What does it mean to be a Zen Center priest?

by Tom Dharma-Joy Reichert

In January, we held a meeting where the current ZCLA priests met with anyone interested in exploring becoming a priest. We have not had such a meeting in quite a long time – in fact, I can’t remember one in the last decade. It was a wonderful meeting that demonstrated the diversity of our priests and their paths of training and service. No two reflections were the same!

Subsequently, the priests met in February – our first meeting as a group since before the pandemic. It was wonderful to get together; in the new reality, we had several people joining us via Zoom – from Brazil, Georgia, Arizona and Central California – along with those of us in person. The priests are in the process of working collectively to develop and clarify certain common guidelines for the priests and priest candidates to consider when someone wants to ordain as a novice priest (a ceremony called shukke tokudo).

As is true with virtually every “path,” the priest path involves ancient principles and practices that we are constantly reexamining and adapting in a modern context. What does it really mean to be a priest? Not just in the abstract, but here, at ZCLA, in 2023? How does the priest path differ from any other training path? Of course, we are in the process of sketching out a series of different training paths that will comprise the Open Palm School; this is intended to clarify the distinctions among various different training paths – the emphasis being on the term “training.” Training involves both external guidance and internal determination and self-initiative; clarifying the various training paths helps both the student and the teacher directionally. But, as you may notice if you are around for any period of time, the distinctions between these paths are not crisply delineated – indeed, they can be very mushy. So, while many people would say that one function specifically reserved for priests is to officiate at liturgical services in the Buddha Hall, in our lineage we have opened that role up to allow certain lay practitioners to lead services as well. Different people have different feelings about this – but that’s how it is, and we invite you to roll those feelings into your practice and to use them to examine your ideas about how things “should” be.
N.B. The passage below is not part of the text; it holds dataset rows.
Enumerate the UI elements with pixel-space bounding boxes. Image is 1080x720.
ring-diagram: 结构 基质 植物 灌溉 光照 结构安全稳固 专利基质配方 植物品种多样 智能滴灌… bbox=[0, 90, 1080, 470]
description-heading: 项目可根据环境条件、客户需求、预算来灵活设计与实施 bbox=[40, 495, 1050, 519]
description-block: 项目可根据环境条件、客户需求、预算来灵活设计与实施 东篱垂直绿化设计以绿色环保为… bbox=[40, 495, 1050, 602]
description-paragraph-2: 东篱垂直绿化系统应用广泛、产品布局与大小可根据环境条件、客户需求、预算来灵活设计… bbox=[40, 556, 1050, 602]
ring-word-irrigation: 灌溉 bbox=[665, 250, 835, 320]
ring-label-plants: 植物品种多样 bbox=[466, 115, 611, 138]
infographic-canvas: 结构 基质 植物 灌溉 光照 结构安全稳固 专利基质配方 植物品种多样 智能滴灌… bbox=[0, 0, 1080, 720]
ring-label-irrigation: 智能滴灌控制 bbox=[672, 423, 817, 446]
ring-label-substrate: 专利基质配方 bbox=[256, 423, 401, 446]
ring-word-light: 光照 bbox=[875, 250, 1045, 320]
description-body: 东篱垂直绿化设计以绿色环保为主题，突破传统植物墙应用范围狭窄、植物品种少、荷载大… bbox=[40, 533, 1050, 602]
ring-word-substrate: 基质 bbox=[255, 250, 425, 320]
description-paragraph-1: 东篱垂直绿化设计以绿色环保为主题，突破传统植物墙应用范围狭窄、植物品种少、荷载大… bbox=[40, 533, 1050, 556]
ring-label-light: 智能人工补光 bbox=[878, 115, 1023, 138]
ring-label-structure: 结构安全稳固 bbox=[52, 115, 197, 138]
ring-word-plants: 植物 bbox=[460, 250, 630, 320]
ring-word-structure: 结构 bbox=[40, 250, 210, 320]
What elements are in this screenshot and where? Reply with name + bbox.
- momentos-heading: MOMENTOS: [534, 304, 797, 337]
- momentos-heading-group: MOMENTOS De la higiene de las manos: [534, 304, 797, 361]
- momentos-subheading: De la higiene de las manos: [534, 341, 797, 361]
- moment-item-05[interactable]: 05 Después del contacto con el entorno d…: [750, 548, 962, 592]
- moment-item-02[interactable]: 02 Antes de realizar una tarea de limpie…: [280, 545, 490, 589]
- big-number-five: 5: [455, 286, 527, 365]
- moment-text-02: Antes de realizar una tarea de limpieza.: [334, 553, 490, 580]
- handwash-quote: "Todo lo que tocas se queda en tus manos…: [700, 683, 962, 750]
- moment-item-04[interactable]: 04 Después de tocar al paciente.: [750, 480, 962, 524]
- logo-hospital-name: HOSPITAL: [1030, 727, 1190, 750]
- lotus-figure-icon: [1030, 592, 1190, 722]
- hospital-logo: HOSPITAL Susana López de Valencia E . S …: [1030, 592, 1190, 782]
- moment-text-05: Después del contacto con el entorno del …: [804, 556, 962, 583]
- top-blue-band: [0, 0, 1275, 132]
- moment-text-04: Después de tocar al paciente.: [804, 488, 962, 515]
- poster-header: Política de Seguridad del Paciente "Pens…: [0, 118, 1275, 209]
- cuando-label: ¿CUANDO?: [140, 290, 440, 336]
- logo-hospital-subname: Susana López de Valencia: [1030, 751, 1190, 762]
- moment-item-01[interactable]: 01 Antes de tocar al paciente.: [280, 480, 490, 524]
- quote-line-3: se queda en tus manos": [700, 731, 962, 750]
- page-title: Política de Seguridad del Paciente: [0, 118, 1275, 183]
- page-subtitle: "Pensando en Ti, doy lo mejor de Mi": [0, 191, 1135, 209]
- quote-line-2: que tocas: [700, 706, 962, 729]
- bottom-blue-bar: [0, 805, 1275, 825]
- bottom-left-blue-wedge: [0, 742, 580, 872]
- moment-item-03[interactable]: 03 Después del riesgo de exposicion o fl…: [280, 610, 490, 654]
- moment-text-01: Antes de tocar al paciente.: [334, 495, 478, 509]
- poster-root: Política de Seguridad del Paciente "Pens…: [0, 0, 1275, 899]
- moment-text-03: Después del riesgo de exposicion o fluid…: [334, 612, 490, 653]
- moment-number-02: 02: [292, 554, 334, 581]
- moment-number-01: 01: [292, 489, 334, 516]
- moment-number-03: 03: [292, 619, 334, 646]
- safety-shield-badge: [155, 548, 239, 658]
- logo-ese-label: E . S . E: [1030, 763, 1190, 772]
As with so much in Zen practice, if you are looking for hard-and- fast, black-and-white answers and rules, you’ve come to the wrong place. Can you hold and enjoy the complexity and let go of fixed ideas?

Fundamentally speaking, the role of a priest is to serve. Of course, everyone who chants the Four Great Bodhisattva Vows is vowing to serve: “Numberless beings/I vow to serve them.” But for a priest, he or she or they have put this vow – specifically, the vow to serve the Sangha – at the center of their lives. As a priest said to me many years ago, when I was considering novice ordination, while service can be optional for lay people, for priests it is not. Personally, I have always carried that perspective with me.

 

The function of a priest is to serve the Sangha – the Noble Sangha. The Sangha is one of the Three Treasures. It is through practicing together, as a Sangha, that we wake up. It is how we rub off our sharp edges and learn harmonious practice. At ZCLA, we emphasize collective wisdom and awakening. A priest who ordains here is making a deeply rooted vow to nurture the ZCLA Sangha. But, of course, this term “Sangha” has many facets, opening out further and further, and none of them is left out from the vow of service. The vow of service does not have any qualifying footnotes.

Becoming a priest, your relationship to the Sangha changes, in ways both obvious and subtle. While you be- come more visible with this new form and its black robes, mostly the role of a priest is to be invisible, to do what needs to be done without drawing attention to yourself, or seeking notice or praise. A priest is a role of service, but sometimes it can go to your head. Do you think you’re special because you’re a priest? Do Sangha members think so? The ego is subtle and pervasive. Becoming a priest is a wonderful opportunity to see that and to practice with it.

And then there is the “priest archetype,” a set of expectations that may be completely unspoken that permeates your view of yourself and the Sangha’s view of you. What ideas and expectations do you have about what it means to be a priest? Sangha members, what expectations do you have?


Sensei Dharma-Joy is the Head Priest at ZCLA.